I accept a lot of this as just The Way It Is. The one thing I would hope to change in the minds of women, the one memo to women I would send, if I could, is: we have the internet and airplanes. Please don't write me off because I don't happen to be in the same city right now! A lot of women seem to want to cripple OKCupid to be, e.g., OKCupid NYC.

In my last successful relationship, we met on OKC, talked there, and then on another online chatting thing, and then in calls and texts and emails, and then I drove several hundred miles to see her. We knew we loved each other before I left. We were together for a few years. We have internet and airplanes!
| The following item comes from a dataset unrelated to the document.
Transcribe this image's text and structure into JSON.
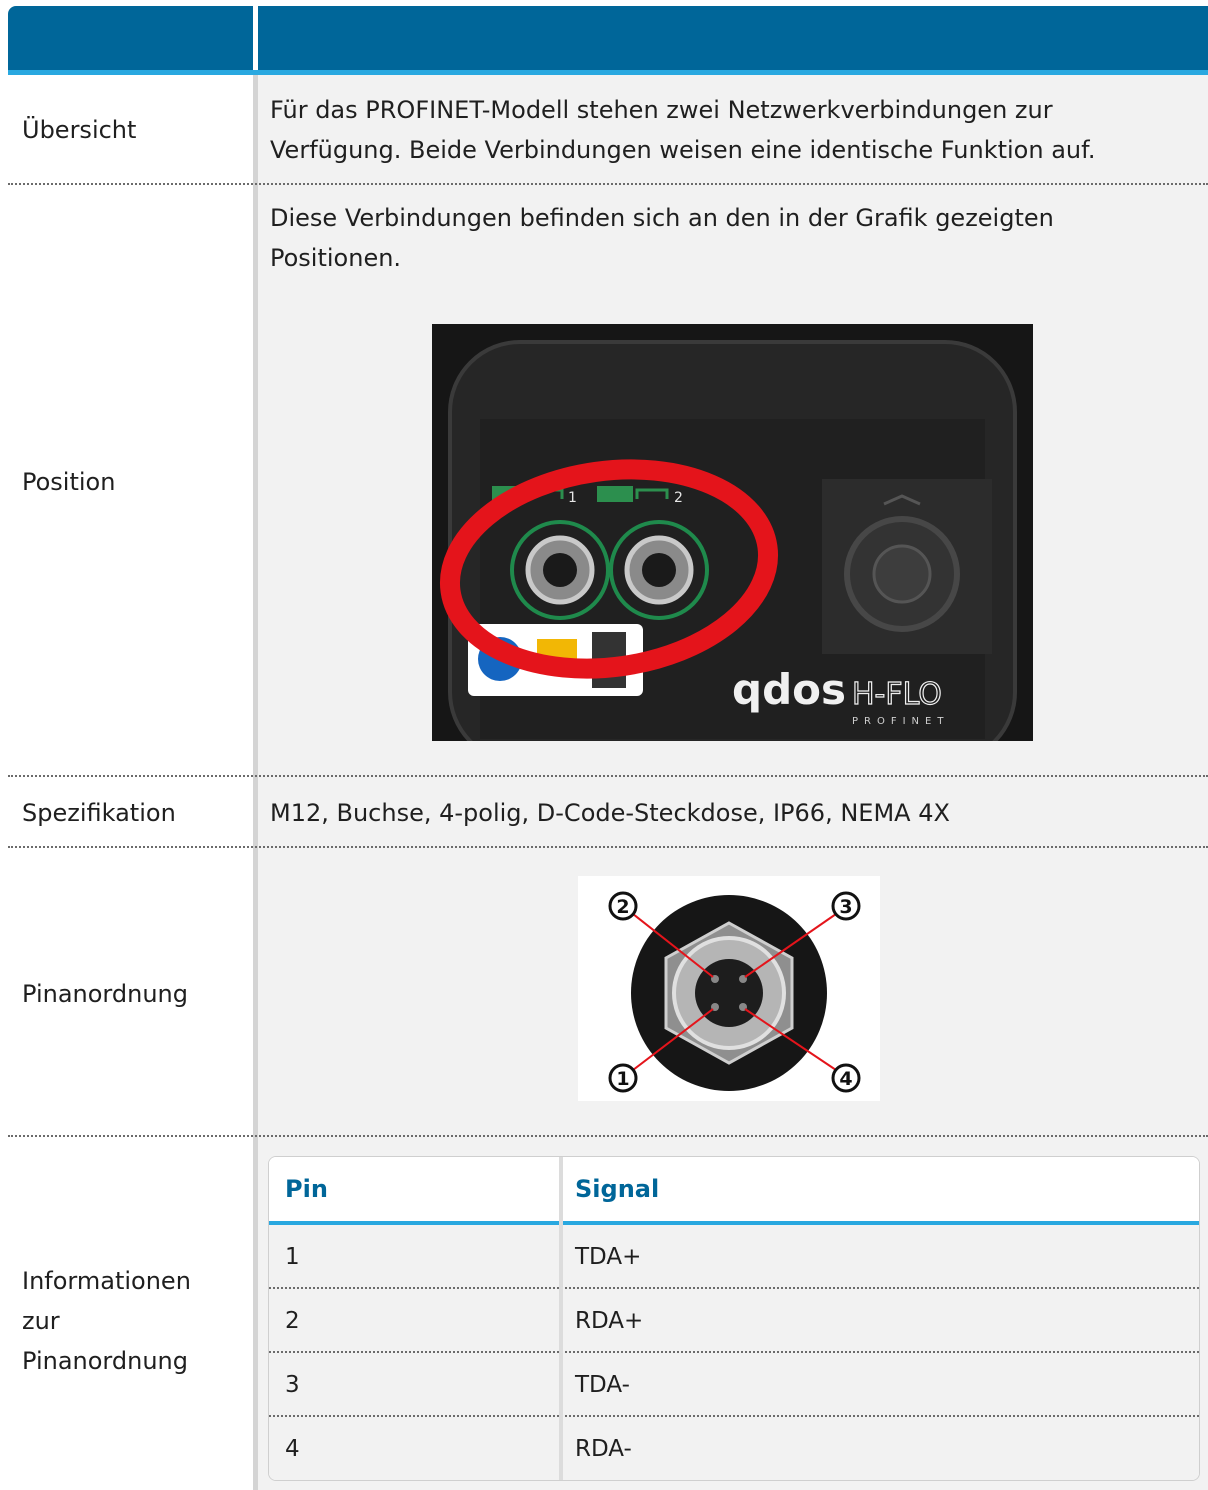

This could be a good thing for women.

Every time I disable my OKC account, I feel like it's for the last time, and the amount of time before I try again gets longer and longer. I feel like I'm being trained in a bad way.

I'm OK with how things are, but I wish things were better, because the world would be better if it were filled with people in healthy relationships that allow them to love and be loved.


> I accept a lot of this as just The Way It Is. The one thing I would hope to change in the minds of women, the one memo to women I would send, if I could, is: we have the internet and airplanes. Please don't write me off because I don't happen to be in the same city right now! A lot of women seem to want to cripple OKCupid to be, e.g., OKCupid NYC.

I dunno if this is a women specific thing. Location-based matching seems to just be a "feature" of pretty much every dating website out there, so people get used to it.


Dating fits a common dyad in which a power imbalance exists. Women vs. men (in heterosexual dating), men vs. women (in many male-dominated careers), police vs. civilians, whites vs. non-whites, and so on. In such cases, these points of view are expressed:

More Power:

- Cooperate in order to reach a successful outcome

- Lay out your intents explicitly, attempt nothing verging on deception

- Be yourself, we just want to help you

- Work hard to better yourself, we haven't done anything wrong. In the vast majority of cases, you have.

(Overall assertion is that of equality, and denial of a power/privilege imbalance, and that you should take responsibility for yourself.)

Less Power:

- Compete with the other party to reach an outcome desirable to you

- Strategically reveal information in order to effect the above

- Be yourself, but realize that the other party may not have your best interests in mind. They prioritize their best interests.

- Work hard to better yourself, but understand that the other side makes mistakes, misjudgments and may just as well be as error prone as you.

In any relationship where an imbalance exists we should be aware that both sides will have sharply differing views. But dating in particular, the concept of female privilege is a huge minefield. OP article's ideas have been tacitly admitted to me in person by women, but the large audience online suppresses women from admitting anything that might not reflect well upon themselves. I think she's speaking for a large amount of women who deny their privilege via silence. The general idea might be that privileged deny their privilege, whether it's through physical attributes, wealth, legislated authority, etc.


Ugh, well, if the roles were reversed here and the author were a man speaking for women this article would be derided. I think there's even a word for this, "mansplaining", no? Isn't that exactly what is happening here?

I'm just one man and don't pretend to speak for every man in the world but my experience with online dating was much better than what she describes. I don't recall what my "success" rate was but it had to of been at least 33%? Maybe more?

Maybe the author should talk to men about their experiences rather than assuming that her own behavior is the norm.


Didn't even realize this article was 4 years old until I started reading the comments.

Dating apps are the ultimate hunting ground for individuals with borderline personality disorder. They provide an endless supply of one-night-stands and no-strings-attached sex, as well as playthings and victims when short-term and long-term relationships are desired.


Wait, it's impossible to enjoy one-night-stands and short-term relationships without having BPD?


I don't see how you inferred that from my post.